The sale is being conducted by Profiles in History, an auction house based in Calabasas, California, that oversaw sales of Debbie Reynolds' vast collections. It will include Minnelli's personal effects, like the waitress uniform, complete with the "LINDA" name tag, that she wore in the 1981 comedy film Arthur, and objects that once belonged to her famous parents, Judy Garland and director Vincente Minnelli.

Expected to be among the most coveted lots are Garland's scrapbooks and personal 35-mm screening copies of her films, and Vincente Minnelli's rare one-sheet poster from his 1943 musical, Cabin In The Sky.

"We're basically telling their family history," said Joe Maddalena, the chief executive of Profiles in History, adding: "You'll be able to see a celebration of her life, her parents' lives, and how all this came about."

The vast number of items, including clothes by Halston, Bob Mackie, Gianni Versace, Gucci, Isaac Mizrahi and Donna Karan, Maddalena said, distinguishes this auction from most others.

"By the time most celebrities sell, you're usually getting junk, their furniture and their castoffs," he said. "The stuff of importance is usually donated and gone. But Liza kept everything."

Rene Reyes, a production executive at the Paley Centre, described the Love, Liza exhibition as "a lot of fabulousness stuffed into this building." Included will be costumes from the John Kander and Fred Ebb musical Cabaret, the film version of which earned Minnelli the Best Actress Oscar in 1973, and from her string of 1991 concerts at Radio City Music Hall.

Selections from Minnelli's vast wardrobe of vintage Halston, like a red sequin tuxedo she wore in concert, will be on mannequins sporting her signature short hair and long eyelashes, in a specially created setting evoking Studio 54, the Manhattan disco she frequented in the 1970s. Halston Heritage, which is overseeing part of the installation, will be lending a mirror ball it acquired from Studio 54. "If that ball could speak," said Angela Pih, the chief marketing officer at Halston Heritage.

Minnelli and Halston, who were introduced by her godmother, actress and author Kay Thompson, were close friends - and muse and mentor - for decades.

"No one matters more to her than Halston," Feinstein wrote in an email. "Liza says that, with Fred Ebb and Kay Thompson, Halston created her."

Feinstein said that although Minnelli has "made a conscious choice to simplify" her life since moving to Los Angeles from New York several years ago, she isn't parting with all cherished possessions. She is retaining such items as the christening Bible she received from Thompson, her mother's music library, her father's 1959 Academy Award for Gigi and a Richard Avedon portrait of Garland.

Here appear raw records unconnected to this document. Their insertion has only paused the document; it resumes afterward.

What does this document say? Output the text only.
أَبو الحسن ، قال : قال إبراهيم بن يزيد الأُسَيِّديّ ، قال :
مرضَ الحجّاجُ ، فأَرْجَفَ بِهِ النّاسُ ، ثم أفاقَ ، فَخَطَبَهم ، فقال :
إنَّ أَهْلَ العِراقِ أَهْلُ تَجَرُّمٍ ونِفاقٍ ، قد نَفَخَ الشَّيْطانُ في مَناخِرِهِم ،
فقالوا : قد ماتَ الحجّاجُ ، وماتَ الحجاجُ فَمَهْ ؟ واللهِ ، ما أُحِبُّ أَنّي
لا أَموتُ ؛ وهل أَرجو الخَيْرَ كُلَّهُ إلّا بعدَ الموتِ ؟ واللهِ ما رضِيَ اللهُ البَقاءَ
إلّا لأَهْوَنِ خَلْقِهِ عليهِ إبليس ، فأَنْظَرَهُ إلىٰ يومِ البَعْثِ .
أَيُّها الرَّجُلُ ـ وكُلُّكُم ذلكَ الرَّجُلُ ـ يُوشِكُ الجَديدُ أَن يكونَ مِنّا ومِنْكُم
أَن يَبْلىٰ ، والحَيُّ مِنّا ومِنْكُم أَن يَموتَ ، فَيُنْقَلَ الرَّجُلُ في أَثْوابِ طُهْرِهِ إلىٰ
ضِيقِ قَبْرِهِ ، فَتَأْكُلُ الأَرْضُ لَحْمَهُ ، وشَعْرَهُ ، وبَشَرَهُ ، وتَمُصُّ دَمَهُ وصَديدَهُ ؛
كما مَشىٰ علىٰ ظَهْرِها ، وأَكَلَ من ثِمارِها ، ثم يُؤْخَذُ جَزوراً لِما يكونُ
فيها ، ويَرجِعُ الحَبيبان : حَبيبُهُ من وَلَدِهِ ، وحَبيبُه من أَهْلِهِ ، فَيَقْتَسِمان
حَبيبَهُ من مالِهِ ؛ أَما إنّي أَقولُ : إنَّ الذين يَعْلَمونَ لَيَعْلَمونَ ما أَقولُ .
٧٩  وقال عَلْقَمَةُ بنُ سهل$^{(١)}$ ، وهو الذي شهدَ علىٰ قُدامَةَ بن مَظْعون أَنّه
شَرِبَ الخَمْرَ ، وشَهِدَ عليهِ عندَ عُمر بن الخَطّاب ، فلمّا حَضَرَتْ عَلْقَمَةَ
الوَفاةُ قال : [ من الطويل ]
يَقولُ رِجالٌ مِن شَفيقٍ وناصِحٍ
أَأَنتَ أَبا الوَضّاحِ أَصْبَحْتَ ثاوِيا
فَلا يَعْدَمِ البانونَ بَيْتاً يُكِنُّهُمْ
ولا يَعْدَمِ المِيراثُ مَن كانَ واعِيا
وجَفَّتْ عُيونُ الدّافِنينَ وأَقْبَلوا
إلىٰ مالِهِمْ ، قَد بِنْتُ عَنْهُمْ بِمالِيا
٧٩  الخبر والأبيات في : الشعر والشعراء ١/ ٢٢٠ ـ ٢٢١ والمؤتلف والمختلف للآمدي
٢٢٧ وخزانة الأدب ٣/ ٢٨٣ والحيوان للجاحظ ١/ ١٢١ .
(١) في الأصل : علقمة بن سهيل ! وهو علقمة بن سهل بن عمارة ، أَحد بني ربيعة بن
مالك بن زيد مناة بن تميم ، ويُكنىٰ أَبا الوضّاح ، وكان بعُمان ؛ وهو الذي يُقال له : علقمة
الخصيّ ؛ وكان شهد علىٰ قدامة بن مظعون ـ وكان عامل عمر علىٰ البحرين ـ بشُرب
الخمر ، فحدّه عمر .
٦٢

But getting rid of so many items, which had been housed for decades in more than a half-dozen storage spaces on the East and West Coasts, has been good for Minnelli, Feinstein said: "After a lifetime of nonstop work, she is, from my view, happier than I have ever seen her." A share of the auction proceeds, he added, will go to the Great American Songbook Foundation, which he founded seven years ago with Minnelli's help.

It is unclear whether Minnelli will attend the Paley Centre exhibition. Blaming an "extreme viral infection", she cancelled a March 30 performance with Feinstein.

But Minnelli seems pleased to have relinquished past clutter. "It was time to go there and I have," she said through him, "and it feels good."